Stonehenge Photo Gallery

Stonehenge was built in several stages and originally began as an earthwork enclosure around 3700 BC. It evolved into a stone circle by around 2500 BC. The bluestones were believed to have been hauled from Wales and recent research suggests the sarsens came from Marlborough Downs, which add to this prehistoric monument's mystery. The whole structure is laid out to align with the solstice axis, although archaeologists have not been able to agree whether the site was used for sacrifices or sun worship.

Despite a hefty admission fee (24 pounds for adults as of 2022), visitors are only allowed to circle around the monument and admire it from a distance. Only a very limited number of people can view the stone circles from up-close on special occasions.

Many people choose to join a coach tour from London and bundle Stonehenge and Bath together into a single day trip. Getting here by public transport is not straight forward as the nearest train station is Salisbury, which is 19km away, so a bus connection is required. The easiest way is to drive to the Visitors' Centre, where you will still need to take a dedicated bus to visit the stones.

To save a lot of money but not severely impacting how close you can get to the stones with the standard admission, set your GPS to the corner of Fargo Road and Willoughby Road. You can park on the street and head southwards along a mostly pedestrian path seen behind the trees here for about 2km to reach the stones.
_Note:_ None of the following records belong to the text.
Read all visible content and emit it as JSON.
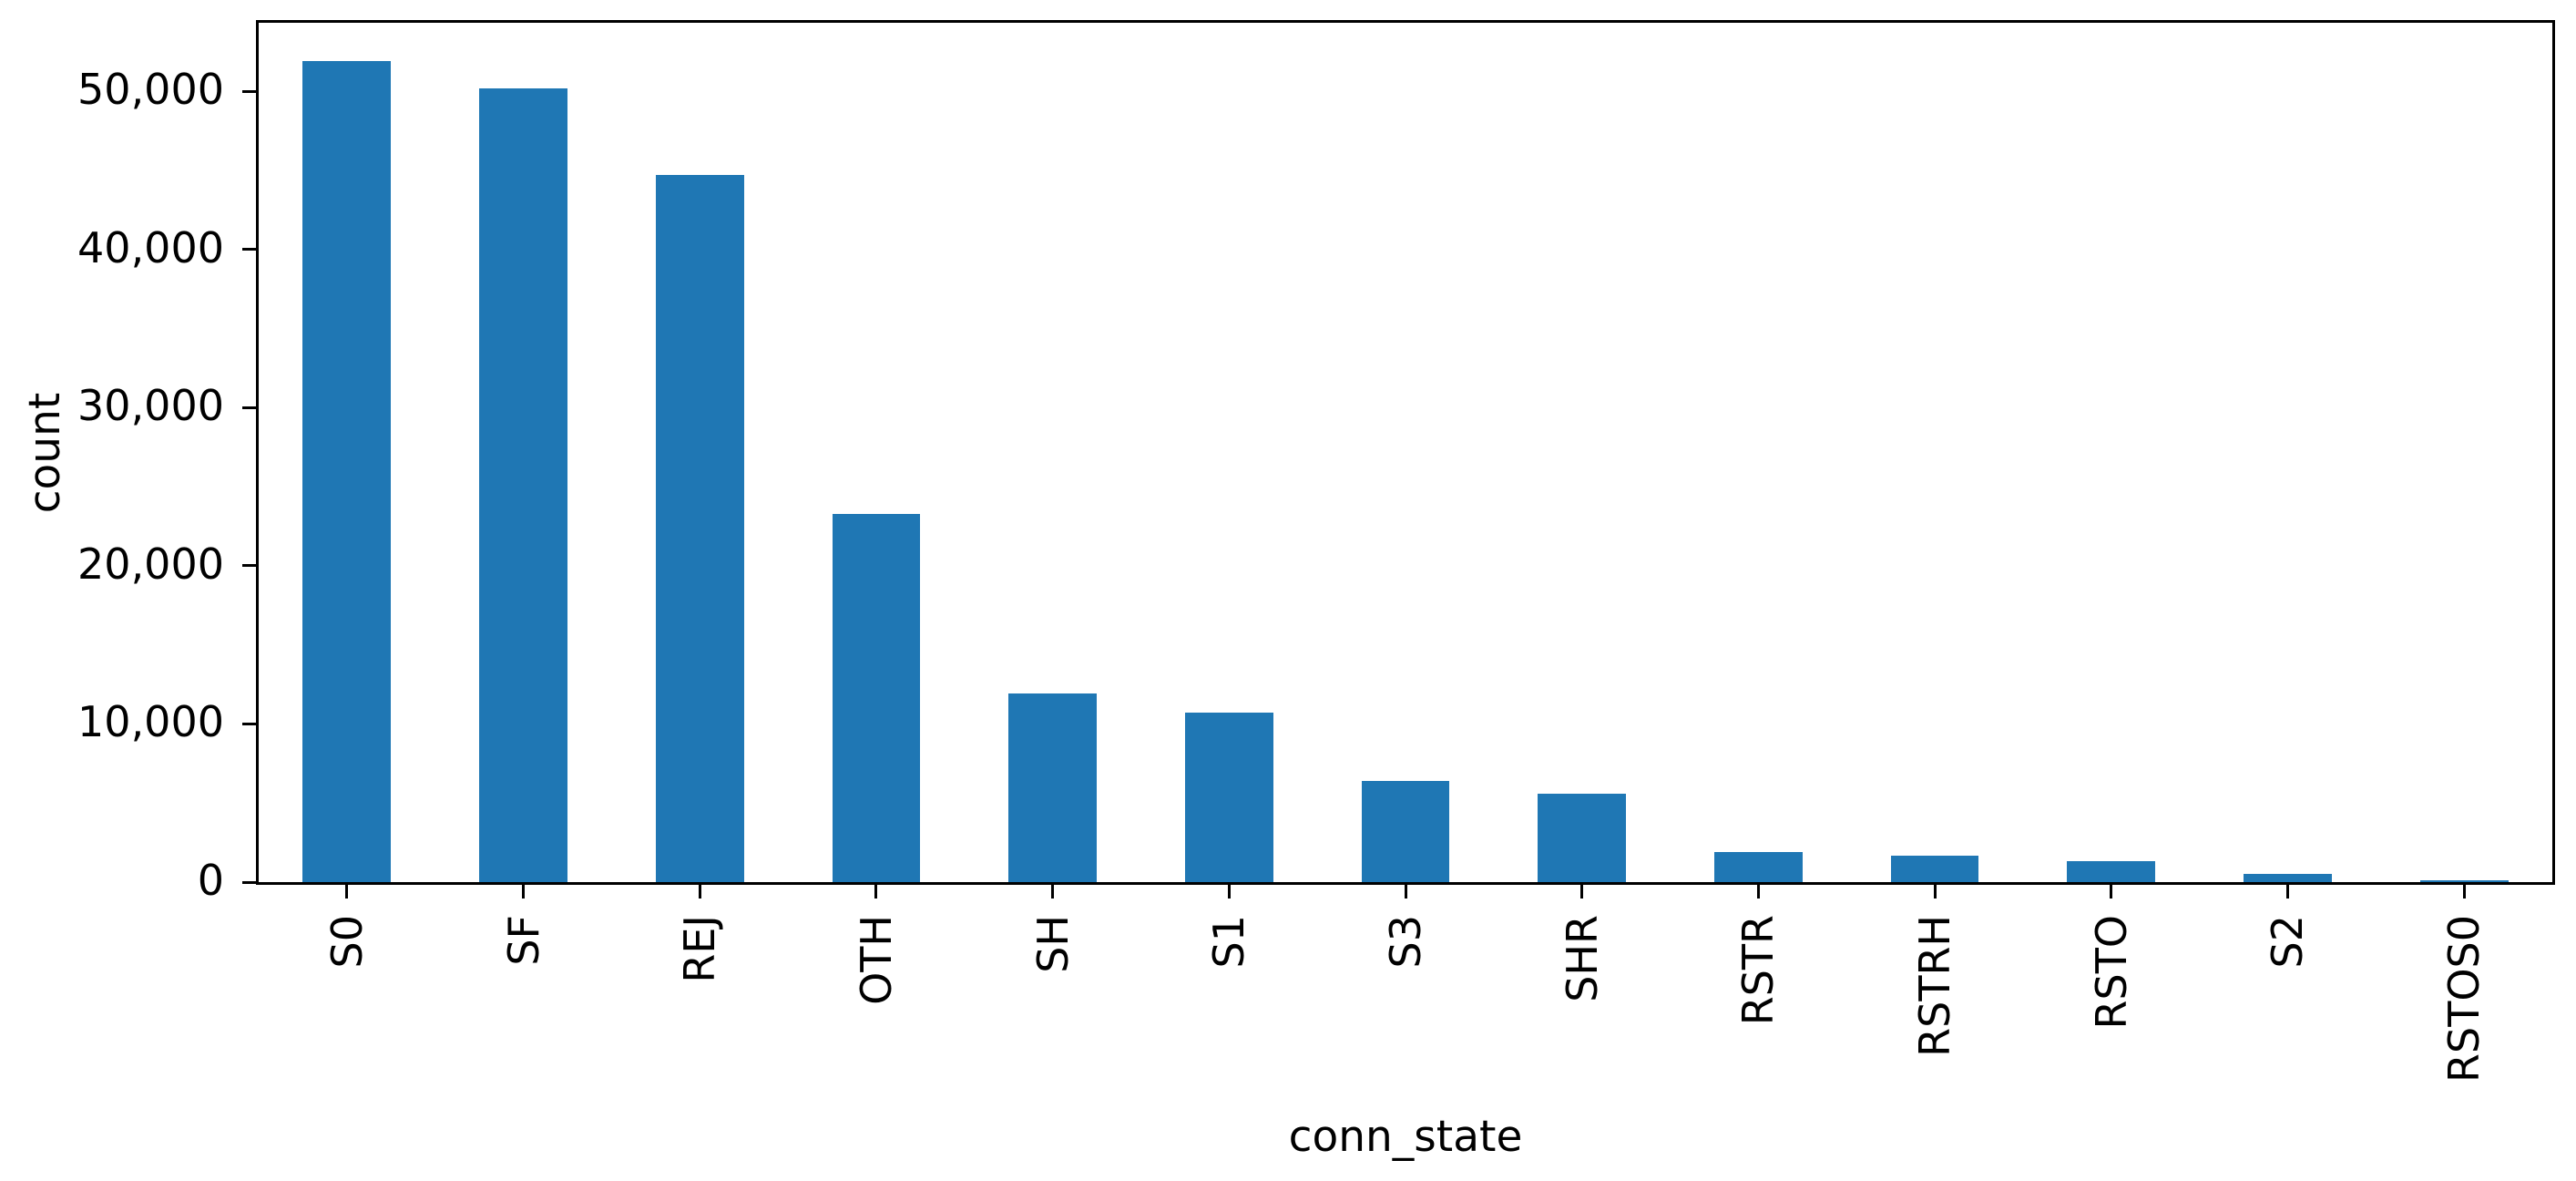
{
  "chart_data": {
    "type": "bar",
    "title": "",
    "xlabel": "conn_state",
    "ylabel": "count",
    "categories": [
      "S0",
      "SF",
      "REJ",
      "OTH",
      "SH",
      "S1",
      "S3",
      "SHR",
      "RSTR",
      "RSTRH",
      "RSTO",
      "S2",
      "RSTOS0"
    ],
    "values": [
      51900,
      50200,
      44700,
      23300,
      11900,
      10700,
      6400,
      5600,
      1900,
      1700,
      1300,
      520,
      100
    ],
    "series": [
      {
        "name": "count",
        "values": [
          51900,
          50200,
          44700,
          23300,
          11900,
          10700,
          6400,
          5600,
          1900,
          1700,
          1300,
          520,
          100
        ]
      }
    ],
    "yticks": [
      0,
      10000,
      20000,
      30000,
      40000,
      50000
    ],
    "ytick_labels": [
      "0",
      "10,000",
      "20,000",
      "30,000",
      "40,000",
      "50,000"
    ],
    "ylim": [
      0,
      54330
    ],
    "xtick_rotation": 90,
    "bar_width_fraction": 0.5,
    "grid": false,
    "legend": null,
    "bar_color": "#1f77b4",
    "axis_color": "#000000",
    "background_color": "#ffffff"
  }
}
What most people don't know is a freely-accessible public path just outside the Stonehenge perimeter. Since you can't get close to the stones anyway with the standard admission, this path shouldn't significantly impact how you experience the site. You can still see the stones in full although you won't be able to circle it had you paid. There is a small gate just next to the buses from the Visitor's Centre so you literally start at almost the exact same place. The below photo was taken from this public path.